Na “orelha” de Passeios na ilha, por exemplo, Drummond comenta a ironia de Drummond: “sua ironia, porém, nunca é destruidora e reflete antes a serenidade de quem, por muito ter visto e ouvido, não cultiva ilusões, mas compreende-as no próximo”. Na “orelha” de Lição de coisas, Drummond reforça o caráter desiludido de Drummond: “o autor participante de Rosa do Povo, a quem os acontecimentos acabaram entediando, sente-se de novo ofendido por eles, e, sem motivos para esperança, usa entretanto essa extraordinária palavra, talvez para que ela não seja de todo abolida de um texto de nossa época”.

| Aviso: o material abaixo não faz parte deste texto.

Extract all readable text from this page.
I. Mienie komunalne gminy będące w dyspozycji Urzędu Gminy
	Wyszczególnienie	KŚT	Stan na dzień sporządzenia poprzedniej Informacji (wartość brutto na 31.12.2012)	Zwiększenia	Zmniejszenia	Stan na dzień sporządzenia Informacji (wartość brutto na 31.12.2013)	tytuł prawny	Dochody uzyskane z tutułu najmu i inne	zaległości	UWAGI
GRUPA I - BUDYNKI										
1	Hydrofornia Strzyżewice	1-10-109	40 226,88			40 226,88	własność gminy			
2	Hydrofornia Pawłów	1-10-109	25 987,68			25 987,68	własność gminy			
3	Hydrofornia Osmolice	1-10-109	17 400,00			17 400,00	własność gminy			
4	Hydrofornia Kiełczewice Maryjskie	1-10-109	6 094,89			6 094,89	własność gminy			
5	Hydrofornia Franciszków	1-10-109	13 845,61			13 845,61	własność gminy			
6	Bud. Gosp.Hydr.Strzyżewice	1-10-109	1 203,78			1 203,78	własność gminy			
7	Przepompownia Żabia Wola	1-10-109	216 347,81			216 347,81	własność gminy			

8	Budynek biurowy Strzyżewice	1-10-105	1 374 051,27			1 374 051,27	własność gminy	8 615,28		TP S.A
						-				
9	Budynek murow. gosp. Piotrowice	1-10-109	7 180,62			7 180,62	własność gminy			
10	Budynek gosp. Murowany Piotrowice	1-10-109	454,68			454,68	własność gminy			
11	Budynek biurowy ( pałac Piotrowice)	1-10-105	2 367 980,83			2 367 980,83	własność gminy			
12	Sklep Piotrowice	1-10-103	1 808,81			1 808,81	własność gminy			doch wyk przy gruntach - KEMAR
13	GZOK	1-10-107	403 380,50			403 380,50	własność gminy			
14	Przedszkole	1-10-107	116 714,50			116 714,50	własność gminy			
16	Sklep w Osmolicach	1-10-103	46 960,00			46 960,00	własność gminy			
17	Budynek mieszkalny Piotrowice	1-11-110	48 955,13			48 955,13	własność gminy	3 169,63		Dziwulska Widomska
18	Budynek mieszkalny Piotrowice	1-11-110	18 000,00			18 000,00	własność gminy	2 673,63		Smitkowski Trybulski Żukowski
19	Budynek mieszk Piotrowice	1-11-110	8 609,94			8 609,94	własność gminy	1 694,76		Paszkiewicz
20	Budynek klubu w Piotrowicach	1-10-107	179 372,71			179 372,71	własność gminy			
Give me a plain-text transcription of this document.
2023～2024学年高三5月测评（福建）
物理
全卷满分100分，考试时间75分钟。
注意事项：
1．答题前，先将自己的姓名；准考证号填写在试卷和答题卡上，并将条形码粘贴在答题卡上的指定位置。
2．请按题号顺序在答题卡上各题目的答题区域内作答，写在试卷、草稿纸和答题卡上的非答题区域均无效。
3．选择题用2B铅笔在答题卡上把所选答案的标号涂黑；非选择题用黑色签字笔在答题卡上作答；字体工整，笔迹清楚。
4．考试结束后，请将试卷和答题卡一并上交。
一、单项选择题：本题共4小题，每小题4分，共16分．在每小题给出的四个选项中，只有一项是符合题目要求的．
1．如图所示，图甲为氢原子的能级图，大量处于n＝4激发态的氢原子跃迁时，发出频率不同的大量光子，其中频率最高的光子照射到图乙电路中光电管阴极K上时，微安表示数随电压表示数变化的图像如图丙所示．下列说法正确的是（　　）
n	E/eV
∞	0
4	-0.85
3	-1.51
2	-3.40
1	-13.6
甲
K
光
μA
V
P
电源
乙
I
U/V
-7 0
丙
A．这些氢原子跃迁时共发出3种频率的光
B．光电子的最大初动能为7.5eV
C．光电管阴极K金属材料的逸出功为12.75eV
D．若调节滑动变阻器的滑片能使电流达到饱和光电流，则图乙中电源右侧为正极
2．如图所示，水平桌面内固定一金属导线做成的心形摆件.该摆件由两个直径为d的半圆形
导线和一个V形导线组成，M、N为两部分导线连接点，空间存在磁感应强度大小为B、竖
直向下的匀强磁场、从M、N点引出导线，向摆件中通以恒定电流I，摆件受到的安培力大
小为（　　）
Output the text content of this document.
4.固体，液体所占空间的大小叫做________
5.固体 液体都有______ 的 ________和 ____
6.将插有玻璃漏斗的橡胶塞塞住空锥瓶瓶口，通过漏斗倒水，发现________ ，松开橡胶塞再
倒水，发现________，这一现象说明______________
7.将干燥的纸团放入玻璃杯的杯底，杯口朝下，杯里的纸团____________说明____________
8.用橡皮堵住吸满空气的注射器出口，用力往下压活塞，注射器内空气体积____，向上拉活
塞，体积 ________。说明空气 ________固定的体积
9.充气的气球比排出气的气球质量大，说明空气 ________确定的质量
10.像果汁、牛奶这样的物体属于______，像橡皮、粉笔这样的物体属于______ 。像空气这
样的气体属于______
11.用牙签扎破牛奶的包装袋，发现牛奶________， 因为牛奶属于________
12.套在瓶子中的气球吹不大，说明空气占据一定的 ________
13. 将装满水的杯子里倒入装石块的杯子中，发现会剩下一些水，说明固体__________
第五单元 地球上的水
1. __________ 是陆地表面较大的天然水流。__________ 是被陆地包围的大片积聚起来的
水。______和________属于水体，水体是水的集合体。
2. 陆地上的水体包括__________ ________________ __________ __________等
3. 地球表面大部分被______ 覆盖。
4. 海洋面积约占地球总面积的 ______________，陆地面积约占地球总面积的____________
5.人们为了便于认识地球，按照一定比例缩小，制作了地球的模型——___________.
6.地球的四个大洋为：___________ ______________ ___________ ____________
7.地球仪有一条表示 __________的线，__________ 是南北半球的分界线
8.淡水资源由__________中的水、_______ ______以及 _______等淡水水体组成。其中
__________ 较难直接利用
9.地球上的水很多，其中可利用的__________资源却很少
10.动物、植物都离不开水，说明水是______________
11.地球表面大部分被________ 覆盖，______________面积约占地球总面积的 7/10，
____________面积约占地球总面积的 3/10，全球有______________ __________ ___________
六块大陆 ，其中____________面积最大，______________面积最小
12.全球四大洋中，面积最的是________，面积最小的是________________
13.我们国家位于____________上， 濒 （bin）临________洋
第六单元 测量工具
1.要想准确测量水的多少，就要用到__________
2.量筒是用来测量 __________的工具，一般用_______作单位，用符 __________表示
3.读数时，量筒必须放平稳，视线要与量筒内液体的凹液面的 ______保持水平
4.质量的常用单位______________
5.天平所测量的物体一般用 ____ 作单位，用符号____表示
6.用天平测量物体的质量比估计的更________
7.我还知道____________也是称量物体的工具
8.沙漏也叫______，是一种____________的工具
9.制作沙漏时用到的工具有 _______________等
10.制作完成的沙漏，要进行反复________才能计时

De maneira anônima, como convém, o poeta chama a atenção para o ceticismo recorrente do próprio poeta, que duvida metodicamente da própria literatura: “novidade em literatura costuma surgir envolta em naftalina”.[1] Este ceticismo combina perfeitamente com a ironia que, para ser efetiva, é sempre auto-ironia e duvida continuamente dos outros, da realidade e, principalmente, de si mesmo. Drummond também diria, em outro momento: “a minha obra é falha, podia ser melhor. Não teve um desenvolvimento assim consciente, lógico. Fui levado pela intuição e pelo instinto, pelas emoções do momento, e não acredito muito na validade do que fiz”.